Each Series C Preferred Share is convertible into shares of the Company's common
stock at a conversion price equal to 65% of the average closing bid price for
the common stock five days prior to the conversion. The total number of shares
of common stock issuable (1) upon conversion of the Series C Preferred Shares,
(2) as a dividend on the Series C Preferred Shares, and (3) upon exercise of the
Series C Warrant cannot exceed 1,788,583 shares (20% of the number of
outstanding shares of common stock on July 13, 1999), unless the Company obtains
shareholder approval as required by the Nasdaq SmallCap Market. In the event a
holder of Series C Preferred Shares is unable to convert shares of Series C
Preferred Shares into common stock because 1,788,583 shares have already been
issued as described in the preceding sentence, the Company must redeem any
unconverted Series C Preferred Shares



                                       14

<PAGE>   15



presented for conversion for cash at a price equal to 125% of the stated value.
The Company has the right to redeem the Series C Preferred Shares in cash at
135% of stated value plus accrued and unpaid dividends. All Series C Preferred
Shares which is still outstanding on July 13, 2004 is mandatorily converted at
the Conversion Price.

         The Company is not required to convert Series C Preferred Stock,
whether upon request for conversion by the holder or upon the July 13, 2004
mandatory conversion date, if and to the extent that such holder would then own
in excess of 5% of the Company's common stock. If, notwithstanding the
foregoing, such holder is deemed by a court to be the beneficial owner of more
than 5% of the Company's common stock, the Company is required to redeem for
cash such number of shares of Series C Preferred Shares as will reduce such
holder's ownership to not more than 5% at a redemption price equal to 125% of
the stated value plus accrued and unpaid dividends. In the case of mandatory
conversion, the Company may elect to pay a redemption price in cash equal to
135% of the stated value plus accrued and unpaid dividends or may extend the
mandatory conversion date for one year.


                              PLAN OF DISTRIBUTION

         We are registering the shares offered by this prospectus in part on
behalf of the selling shareholders. We agreed to file a registration statement
under the Securities Act of 1933, as amended (the "Securities Act") covering
resale by the selling shareholders of the shares and to use our best efforts to
cause such registration statement to be declared effective as soon as possible
thereafter. As used in this section, the term "selling shareholders" includes
donees, pledgees, transferees and other successors in interest selling shares
received from a selling shareholder after the date of this prospectus. We will
pay all costs and expenses in connection with the preparation of this prospectus
and the registration of the shares offered by it. Any brokerage commissions and
similar selling expenses attributable to the sale of shares will be borne by the
selling shareholders. Sales of shares may be effected by the selling
shareholders at various times in one or more types of transactions (which may
include block transactions) on the Nasdaq SmallCap Market, in negotiated
transactions, through put or call options transactions relating to the shares,
through short sales of shares, or a combination of such methods of sale at
market prices prevailing at the time of sale or at negotiated prices. Such
transactions may or may not involve brokers or dealers. The selling shareholders
have advised us that they have not entered into any agreements, understandings
or arrangements with any underwriters or broker-dealers regarding the sale of
the shares, nor is there an underwriter or coordinating broker acting in
connection with the proposed sale of shares by the selling shareholders.

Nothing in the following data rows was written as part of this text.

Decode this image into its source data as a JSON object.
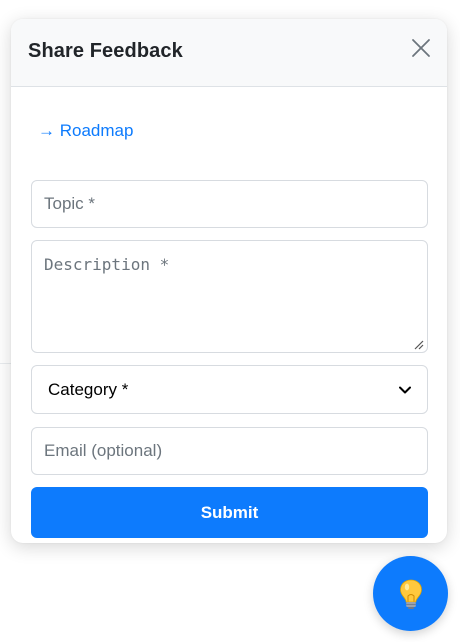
{
  "panel": {
    "title": "Share Feedback",
    "close_icon": "close-icon"
  },
  "roadmap_link": {
    "label": "→ Roadmap"
  },
  "form": {
    "topic_placeholder": "Topic *",
    "description_placeholder": "Description *",
    "category_selected": "Category *",
    "email_placeholder": "Email (optional)",
    "submit_label": "Submit"
  },
  "fab": {
    "icon": "lightbulb-icon"
  },
  "colors": {
    "accent": "#0d7bfd",
    "header_bg": "#f8f9fa",
    "border": "#d7dbe0"
  }
}
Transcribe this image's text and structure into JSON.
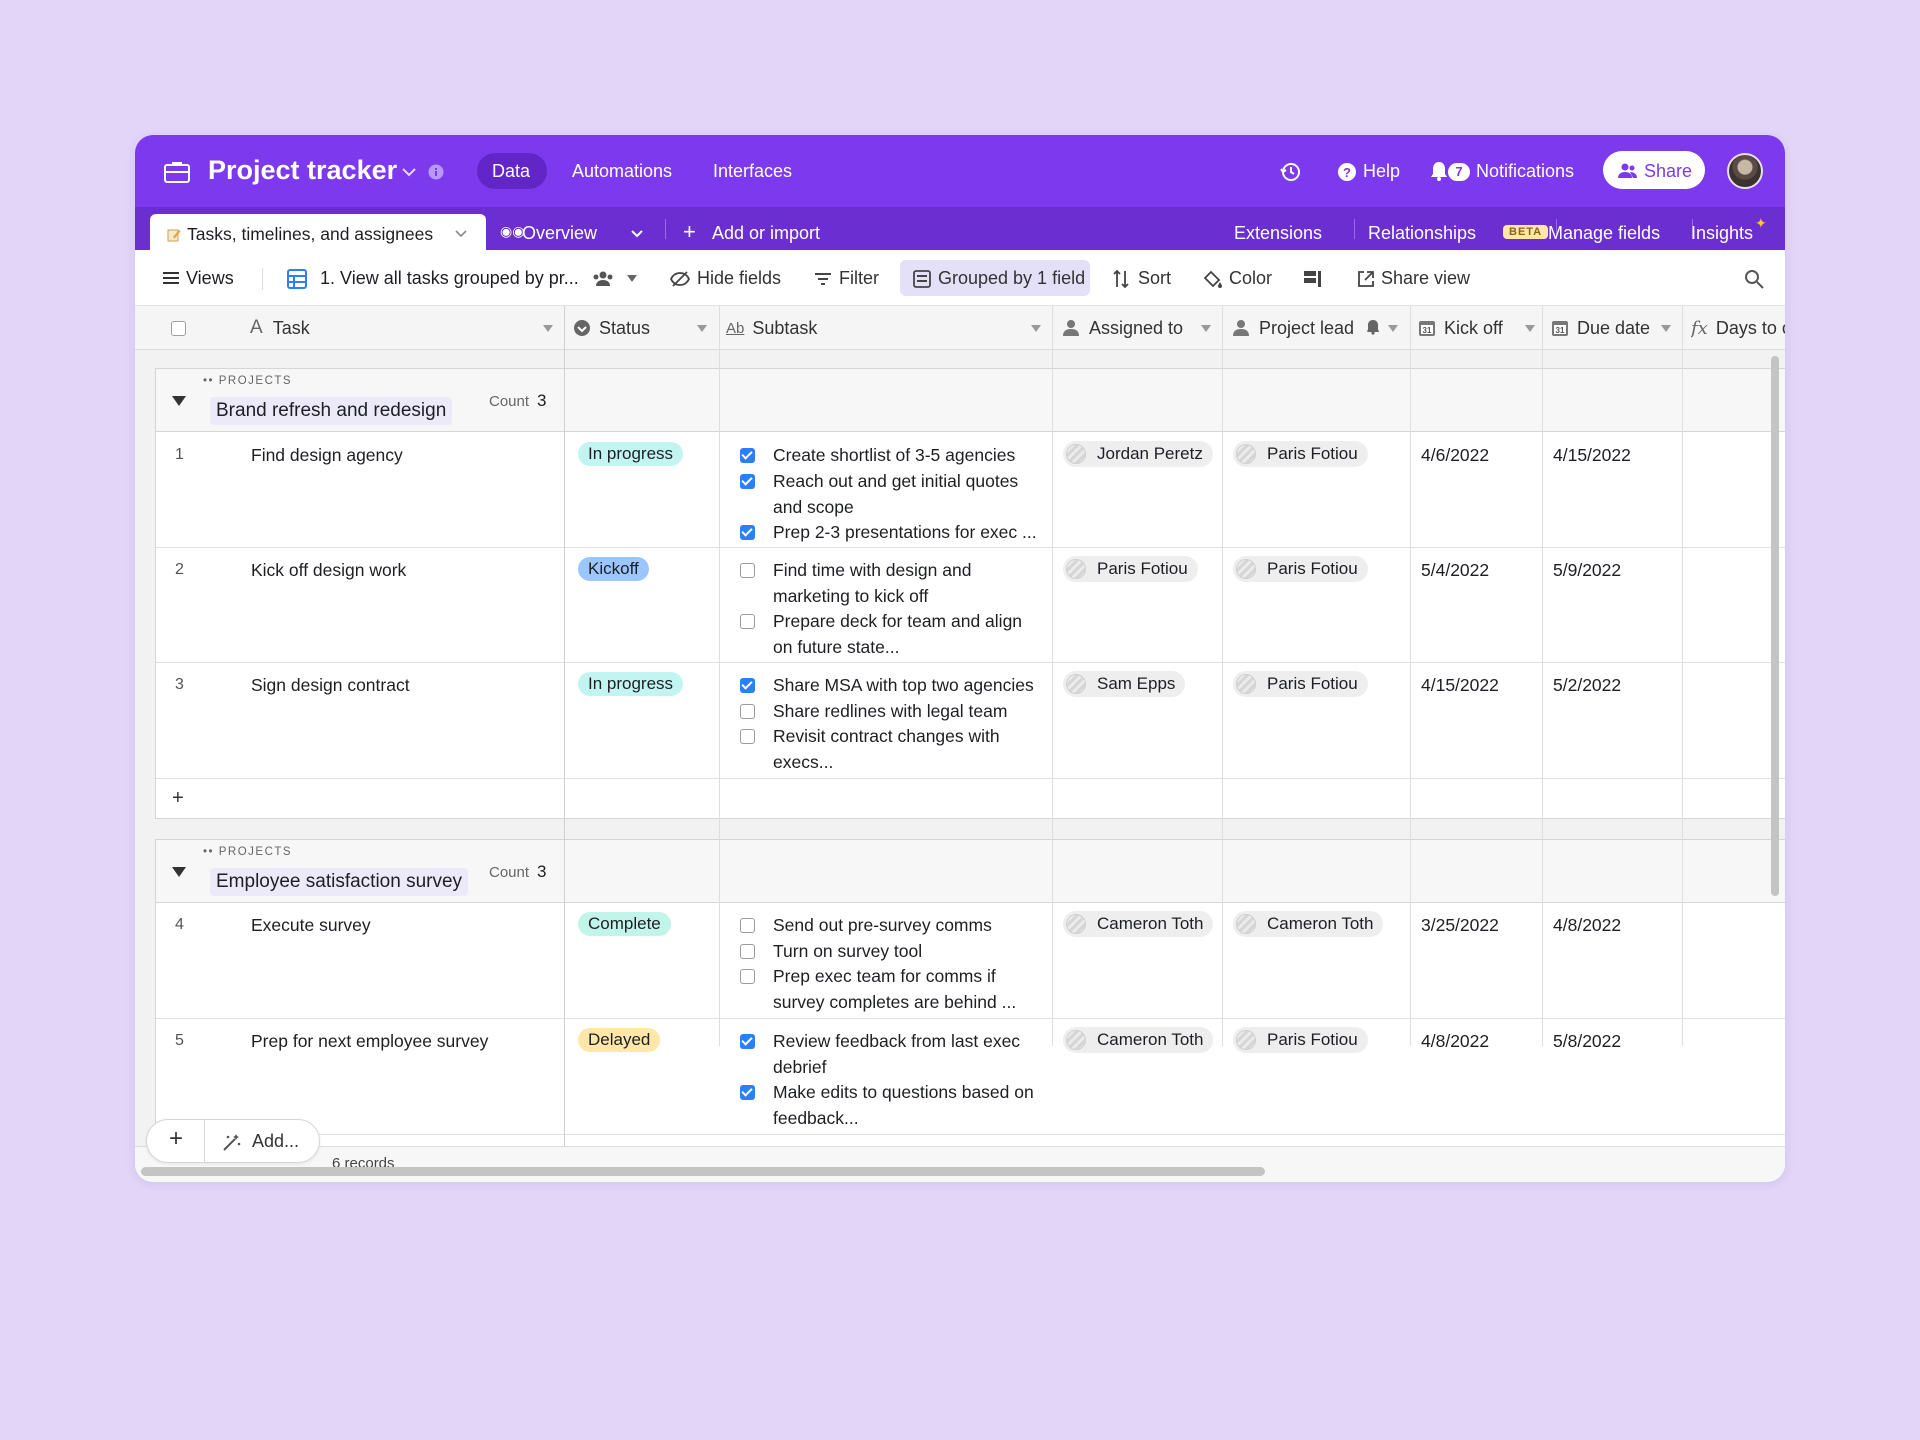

         We have agreed to indemnify the selling shareholders and their
officers, directors, employees and agents, and each person who controls any
selling shareholder, in certain circumstances against certain liabilities,
including liabilities arising under the Securities Act. Each selling shareholder
has agreed to indemnify the Company and its directors and officers in certain
circumstances against certain liabilities, including liabilities arising under
the Securities Act.

         The selling shareholders and any broker-dealers that act in connection
with the sale of securities might be deemed to be "underwriters" within the
meaning of Section 2(11) of the Securities Act, and any commissions received by
such broker-dealers and any profit on the resale of the securities sold by them
while acting as principals might be deemed to be underwriting discounts or
commissions under the Securities Act.

         Because selling shareholders may be deemed to be "underwriters" within
the meaning of Section 2(11) of the Securities Act, the selling shareholders
will be subject to the prospectus delivery



                                       15

<PAGE>   16



requirements of the Securities Act. We have informed the selling shareholders
that the anti-manipulative provisions of Regulation M promulgated under the
Securities Exchange Act of 1934, as amended, may apply to their sales in the
market.

         Selling shareholders also may resell all or a portion of the shares in
open market transactions in reliance upon Rule 144 under the Securities Act,
provided they meet the criteria and conform to the requirements of that Rule.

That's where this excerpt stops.